Por su cercanía y belleza, hay un sitio de obligada peregrinación cuando viajamos al sur de Tenerife Un lugar que, 60 o 70 años atrás, era solo un caserío de pescadores y donde hoy la naturaleza, la modernidad, la restauración, el deporte y el turismo se unen en una simbiosis refrescante. Permítanme contarles un poco de la historia de El Médano
En la costa sur oriental de la isla de Tenerife y a los pies de la Montaña Roja, una elevación de origen volcánico de unos 948 mil años de edad, se encuentra el poblado de El Médano, a 3 km de San Isidro y a 12 km de Granadilla de Abona. Sus varias playas de arenas doradas (compuestas de lavas basálticas y restos de invertebrados) crean un pasillo de aproximadamente 1,6 km de largo, en la dirección NE-SO, siguiendo los vientos dominantes.
El núcleo poblacional de El Médano surge en el siglo XIX, como un pequeño caserío de pescadores en torno a su puerto. A finales de ese siglo y principios del XX se convierte en puerto de cabotaje de las rutas con Santa Cruz de Tenerife y en 1907 se concluye una carretera que la conecta a Granadilla de Abona con la finalidad de mover los productos agrícolas (plátanos, papas y tomates) de una incipiente economía de exportación.
En los años cuarenta y se crean en sus alrededores invernaderos de tomate y se instala una nave de empaquetado.
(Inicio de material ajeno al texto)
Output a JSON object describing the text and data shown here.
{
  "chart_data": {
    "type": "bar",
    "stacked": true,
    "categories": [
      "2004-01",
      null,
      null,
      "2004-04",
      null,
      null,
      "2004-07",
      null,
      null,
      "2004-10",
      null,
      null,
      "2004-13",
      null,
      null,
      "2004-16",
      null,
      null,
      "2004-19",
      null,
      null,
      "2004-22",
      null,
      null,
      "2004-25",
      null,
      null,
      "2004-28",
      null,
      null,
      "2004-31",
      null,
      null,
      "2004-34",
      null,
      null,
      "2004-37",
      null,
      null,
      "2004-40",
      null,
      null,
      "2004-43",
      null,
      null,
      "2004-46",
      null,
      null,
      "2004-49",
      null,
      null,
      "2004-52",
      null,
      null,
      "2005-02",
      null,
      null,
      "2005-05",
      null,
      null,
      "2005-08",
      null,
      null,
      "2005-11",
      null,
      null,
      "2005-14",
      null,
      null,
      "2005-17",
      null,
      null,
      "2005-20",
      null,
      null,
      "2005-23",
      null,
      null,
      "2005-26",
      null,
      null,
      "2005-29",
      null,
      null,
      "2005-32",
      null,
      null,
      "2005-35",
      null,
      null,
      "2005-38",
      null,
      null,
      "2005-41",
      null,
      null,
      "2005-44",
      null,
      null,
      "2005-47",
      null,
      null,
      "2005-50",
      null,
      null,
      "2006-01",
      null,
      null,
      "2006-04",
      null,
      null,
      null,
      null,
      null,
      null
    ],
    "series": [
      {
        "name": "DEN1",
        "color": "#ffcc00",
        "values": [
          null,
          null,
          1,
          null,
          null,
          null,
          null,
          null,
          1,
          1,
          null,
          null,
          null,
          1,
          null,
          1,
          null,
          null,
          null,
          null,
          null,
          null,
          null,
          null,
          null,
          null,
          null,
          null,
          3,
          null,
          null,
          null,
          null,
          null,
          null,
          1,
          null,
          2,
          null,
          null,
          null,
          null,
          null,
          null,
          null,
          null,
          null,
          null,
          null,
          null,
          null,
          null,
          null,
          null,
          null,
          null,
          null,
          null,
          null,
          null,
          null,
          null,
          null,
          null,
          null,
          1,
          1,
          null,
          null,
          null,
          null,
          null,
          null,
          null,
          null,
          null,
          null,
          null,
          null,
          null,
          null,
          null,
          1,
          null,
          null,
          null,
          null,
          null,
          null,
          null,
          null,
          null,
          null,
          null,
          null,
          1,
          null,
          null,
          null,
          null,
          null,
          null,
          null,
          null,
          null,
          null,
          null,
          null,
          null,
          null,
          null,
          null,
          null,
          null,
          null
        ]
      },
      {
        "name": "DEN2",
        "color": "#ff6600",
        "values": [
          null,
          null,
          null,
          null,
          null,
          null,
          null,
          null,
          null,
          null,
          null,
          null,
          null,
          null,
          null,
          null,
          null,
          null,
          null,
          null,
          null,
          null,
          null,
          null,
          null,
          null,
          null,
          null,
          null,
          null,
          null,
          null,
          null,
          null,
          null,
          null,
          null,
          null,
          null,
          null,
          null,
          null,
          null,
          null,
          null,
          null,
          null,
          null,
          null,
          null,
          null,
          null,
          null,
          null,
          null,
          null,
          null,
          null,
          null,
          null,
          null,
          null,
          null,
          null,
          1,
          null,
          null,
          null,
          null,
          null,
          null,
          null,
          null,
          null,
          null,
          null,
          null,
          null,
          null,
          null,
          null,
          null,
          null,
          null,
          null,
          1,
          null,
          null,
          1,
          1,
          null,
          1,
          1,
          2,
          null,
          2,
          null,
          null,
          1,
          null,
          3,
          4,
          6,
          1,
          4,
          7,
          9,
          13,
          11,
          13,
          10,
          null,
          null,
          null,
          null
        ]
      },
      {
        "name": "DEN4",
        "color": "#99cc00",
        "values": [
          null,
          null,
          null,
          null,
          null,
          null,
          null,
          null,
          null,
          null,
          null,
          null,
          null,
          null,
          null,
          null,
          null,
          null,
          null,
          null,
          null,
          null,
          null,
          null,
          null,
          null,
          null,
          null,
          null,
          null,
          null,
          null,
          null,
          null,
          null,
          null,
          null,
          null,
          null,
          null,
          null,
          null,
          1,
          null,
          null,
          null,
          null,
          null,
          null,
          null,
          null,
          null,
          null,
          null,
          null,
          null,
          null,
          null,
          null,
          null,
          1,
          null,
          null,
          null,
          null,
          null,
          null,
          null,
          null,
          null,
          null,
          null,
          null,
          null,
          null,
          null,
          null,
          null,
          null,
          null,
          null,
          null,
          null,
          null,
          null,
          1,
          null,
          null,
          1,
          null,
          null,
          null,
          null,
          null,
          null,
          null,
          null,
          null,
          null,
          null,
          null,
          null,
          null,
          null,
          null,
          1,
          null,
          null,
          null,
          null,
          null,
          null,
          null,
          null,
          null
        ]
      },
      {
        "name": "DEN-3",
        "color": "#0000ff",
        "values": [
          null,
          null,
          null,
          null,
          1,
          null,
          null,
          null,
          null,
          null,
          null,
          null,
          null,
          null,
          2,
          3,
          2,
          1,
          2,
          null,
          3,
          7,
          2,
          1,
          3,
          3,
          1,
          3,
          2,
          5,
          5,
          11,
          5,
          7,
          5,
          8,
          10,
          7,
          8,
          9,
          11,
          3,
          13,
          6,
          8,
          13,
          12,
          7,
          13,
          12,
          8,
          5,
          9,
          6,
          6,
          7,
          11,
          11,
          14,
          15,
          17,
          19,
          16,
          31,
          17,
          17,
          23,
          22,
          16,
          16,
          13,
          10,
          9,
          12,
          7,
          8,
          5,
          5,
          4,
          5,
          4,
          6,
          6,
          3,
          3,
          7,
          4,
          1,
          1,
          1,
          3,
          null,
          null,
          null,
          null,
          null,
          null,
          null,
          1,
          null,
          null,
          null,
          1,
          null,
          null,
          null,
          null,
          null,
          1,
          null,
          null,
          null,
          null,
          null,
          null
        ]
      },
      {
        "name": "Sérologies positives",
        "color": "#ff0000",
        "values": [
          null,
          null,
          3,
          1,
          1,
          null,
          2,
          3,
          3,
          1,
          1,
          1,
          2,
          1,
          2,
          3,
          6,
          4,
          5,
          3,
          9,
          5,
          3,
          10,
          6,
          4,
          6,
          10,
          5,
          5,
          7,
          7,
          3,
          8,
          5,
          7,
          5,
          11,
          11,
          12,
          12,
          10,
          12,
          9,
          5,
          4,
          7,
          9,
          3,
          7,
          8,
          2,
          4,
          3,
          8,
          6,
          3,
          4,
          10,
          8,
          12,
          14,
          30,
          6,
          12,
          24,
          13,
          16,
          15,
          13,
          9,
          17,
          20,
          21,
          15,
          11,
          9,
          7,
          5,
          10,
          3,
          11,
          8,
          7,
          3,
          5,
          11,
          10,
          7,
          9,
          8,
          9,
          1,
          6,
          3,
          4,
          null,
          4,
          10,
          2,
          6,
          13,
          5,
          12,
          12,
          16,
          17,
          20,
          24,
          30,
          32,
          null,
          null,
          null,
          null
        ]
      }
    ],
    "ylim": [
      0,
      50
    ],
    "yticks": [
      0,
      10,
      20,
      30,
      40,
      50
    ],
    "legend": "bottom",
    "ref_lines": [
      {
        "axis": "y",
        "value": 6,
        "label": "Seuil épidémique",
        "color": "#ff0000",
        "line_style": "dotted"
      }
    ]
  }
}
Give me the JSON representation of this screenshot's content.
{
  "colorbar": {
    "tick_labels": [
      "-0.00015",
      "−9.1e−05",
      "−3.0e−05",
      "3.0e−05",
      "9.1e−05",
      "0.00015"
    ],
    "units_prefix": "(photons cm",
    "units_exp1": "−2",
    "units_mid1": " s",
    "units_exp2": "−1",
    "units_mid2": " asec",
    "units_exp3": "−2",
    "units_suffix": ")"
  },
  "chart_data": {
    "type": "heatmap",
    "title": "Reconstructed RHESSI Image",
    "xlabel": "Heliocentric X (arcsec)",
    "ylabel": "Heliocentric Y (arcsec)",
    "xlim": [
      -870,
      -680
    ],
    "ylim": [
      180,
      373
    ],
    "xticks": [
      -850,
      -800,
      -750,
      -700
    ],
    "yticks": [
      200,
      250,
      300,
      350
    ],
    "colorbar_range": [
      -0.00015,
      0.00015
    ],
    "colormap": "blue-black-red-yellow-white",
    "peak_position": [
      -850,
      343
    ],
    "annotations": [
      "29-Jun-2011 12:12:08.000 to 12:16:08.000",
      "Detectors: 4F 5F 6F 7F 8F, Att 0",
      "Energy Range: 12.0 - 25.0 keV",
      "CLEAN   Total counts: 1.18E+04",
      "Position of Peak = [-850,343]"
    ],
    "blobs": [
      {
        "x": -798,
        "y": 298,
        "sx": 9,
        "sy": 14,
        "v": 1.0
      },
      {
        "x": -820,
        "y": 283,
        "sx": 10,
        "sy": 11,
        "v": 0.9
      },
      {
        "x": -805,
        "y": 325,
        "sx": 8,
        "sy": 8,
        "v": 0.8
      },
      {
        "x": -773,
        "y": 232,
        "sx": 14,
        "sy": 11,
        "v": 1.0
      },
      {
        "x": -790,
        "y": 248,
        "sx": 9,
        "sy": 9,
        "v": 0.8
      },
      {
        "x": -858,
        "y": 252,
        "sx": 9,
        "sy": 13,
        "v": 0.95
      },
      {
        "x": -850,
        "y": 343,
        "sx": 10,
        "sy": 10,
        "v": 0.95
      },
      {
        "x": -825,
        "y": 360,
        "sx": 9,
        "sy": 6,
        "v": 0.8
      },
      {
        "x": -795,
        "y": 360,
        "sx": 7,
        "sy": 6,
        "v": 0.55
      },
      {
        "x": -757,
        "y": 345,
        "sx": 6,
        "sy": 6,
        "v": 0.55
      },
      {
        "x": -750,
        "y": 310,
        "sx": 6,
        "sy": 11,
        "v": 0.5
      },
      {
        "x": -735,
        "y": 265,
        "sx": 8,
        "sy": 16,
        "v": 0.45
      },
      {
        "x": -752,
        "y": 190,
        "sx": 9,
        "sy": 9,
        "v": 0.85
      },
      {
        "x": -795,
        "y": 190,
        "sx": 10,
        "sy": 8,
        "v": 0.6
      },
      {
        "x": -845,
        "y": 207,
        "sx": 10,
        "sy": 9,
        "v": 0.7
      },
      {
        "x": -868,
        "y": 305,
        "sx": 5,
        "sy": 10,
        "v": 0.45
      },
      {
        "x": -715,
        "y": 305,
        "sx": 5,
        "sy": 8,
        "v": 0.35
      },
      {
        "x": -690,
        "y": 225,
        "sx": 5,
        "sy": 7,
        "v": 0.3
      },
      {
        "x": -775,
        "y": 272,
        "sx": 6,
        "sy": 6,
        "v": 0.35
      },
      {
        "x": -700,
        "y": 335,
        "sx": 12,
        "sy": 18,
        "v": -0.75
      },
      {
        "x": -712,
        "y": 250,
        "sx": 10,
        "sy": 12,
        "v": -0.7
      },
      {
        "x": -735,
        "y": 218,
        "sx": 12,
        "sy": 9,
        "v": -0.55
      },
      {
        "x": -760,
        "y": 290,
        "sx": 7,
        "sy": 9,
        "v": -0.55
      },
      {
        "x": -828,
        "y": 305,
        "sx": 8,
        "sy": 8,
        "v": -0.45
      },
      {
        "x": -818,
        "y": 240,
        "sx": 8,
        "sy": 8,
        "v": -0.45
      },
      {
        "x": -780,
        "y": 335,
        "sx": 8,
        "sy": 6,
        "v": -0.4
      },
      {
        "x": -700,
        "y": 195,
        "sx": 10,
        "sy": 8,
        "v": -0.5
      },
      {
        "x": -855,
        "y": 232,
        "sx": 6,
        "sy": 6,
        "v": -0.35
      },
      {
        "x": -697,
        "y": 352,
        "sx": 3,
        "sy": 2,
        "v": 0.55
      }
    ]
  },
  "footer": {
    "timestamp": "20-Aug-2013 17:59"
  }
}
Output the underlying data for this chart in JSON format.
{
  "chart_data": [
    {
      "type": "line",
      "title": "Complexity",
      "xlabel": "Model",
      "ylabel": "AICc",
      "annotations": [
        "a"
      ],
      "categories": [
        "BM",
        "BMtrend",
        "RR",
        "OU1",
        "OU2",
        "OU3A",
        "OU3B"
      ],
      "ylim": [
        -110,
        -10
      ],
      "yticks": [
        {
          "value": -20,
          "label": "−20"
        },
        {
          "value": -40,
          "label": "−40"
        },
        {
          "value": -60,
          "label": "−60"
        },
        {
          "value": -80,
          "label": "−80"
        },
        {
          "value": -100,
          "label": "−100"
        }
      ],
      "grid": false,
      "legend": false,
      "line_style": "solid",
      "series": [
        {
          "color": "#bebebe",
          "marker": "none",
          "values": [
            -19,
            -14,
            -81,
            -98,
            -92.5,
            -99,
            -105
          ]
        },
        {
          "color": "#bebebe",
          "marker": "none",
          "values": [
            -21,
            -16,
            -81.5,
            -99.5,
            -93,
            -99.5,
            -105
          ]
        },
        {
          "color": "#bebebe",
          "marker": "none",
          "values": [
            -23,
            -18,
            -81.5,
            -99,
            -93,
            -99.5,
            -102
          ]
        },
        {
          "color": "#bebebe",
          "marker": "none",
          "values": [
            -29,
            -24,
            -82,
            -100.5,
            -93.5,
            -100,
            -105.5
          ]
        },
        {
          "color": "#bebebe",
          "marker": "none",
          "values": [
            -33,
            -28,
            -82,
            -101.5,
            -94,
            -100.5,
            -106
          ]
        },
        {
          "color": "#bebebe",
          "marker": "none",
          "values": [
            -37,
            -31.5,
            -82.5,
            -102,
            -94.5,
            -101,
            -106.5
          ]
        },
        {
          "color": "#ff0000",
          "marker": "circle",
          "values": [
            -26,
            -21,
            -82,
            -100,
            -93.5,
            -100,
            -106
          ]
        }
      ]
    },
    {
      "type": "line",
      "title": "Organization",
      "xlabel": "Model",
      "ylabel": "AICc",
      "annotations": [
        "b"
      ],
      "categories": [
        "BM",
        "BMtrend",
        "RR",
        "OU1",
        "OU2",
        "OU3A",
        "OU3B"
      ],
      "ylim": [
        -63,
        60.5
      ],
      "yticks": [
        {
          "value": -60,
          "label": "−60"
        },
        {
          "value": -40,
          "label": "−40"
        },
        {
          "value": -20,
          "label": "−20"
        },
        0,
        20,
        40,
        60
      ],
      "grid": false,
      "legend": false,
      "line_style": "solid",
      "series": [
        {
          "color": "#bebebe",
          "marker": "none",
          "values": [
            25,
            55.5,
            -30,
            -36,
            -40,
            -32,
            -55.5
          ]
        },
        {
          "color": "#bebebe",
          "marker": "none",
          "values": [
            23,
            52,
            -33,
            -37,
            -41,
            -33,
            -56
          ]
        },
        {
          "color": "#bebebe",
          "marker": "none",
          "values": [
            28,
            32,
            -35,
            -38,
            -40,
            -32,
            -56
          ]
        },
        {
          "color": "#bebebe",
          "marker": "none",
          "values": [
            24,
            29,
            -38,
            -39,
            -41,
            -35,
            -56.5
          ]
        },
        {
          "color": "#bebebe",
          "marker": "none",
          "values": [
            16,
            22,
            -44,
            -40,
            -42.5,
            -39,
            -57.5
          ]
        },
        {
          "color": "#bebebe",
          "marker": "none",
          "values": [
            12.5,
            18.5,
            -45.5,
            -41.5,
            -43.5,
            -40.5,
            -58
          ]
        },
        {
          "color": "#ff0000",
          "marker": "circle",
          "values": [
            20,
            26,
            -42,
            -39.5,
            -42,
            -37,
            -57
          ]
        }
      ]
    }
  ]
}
También en esta década, durante el desarrollo de la Segunda Guerra Mundial, se construyen en la costa una serie de defensas militares entre El Médano y La Mareta ante una posible invasión de las Fuerzas Aliadas.
A comienzos de los años 50, el poblado era solamente un pueblo de pescadores y una amplia playa. Con grandes vacíos a su alrededor, las calles y espacios centrales eran de tierra y arena, no contaban con pavimentación y la ermita original era una construcción aislada junto al camino de acceso por el que se llegaba desde el interior de la isla.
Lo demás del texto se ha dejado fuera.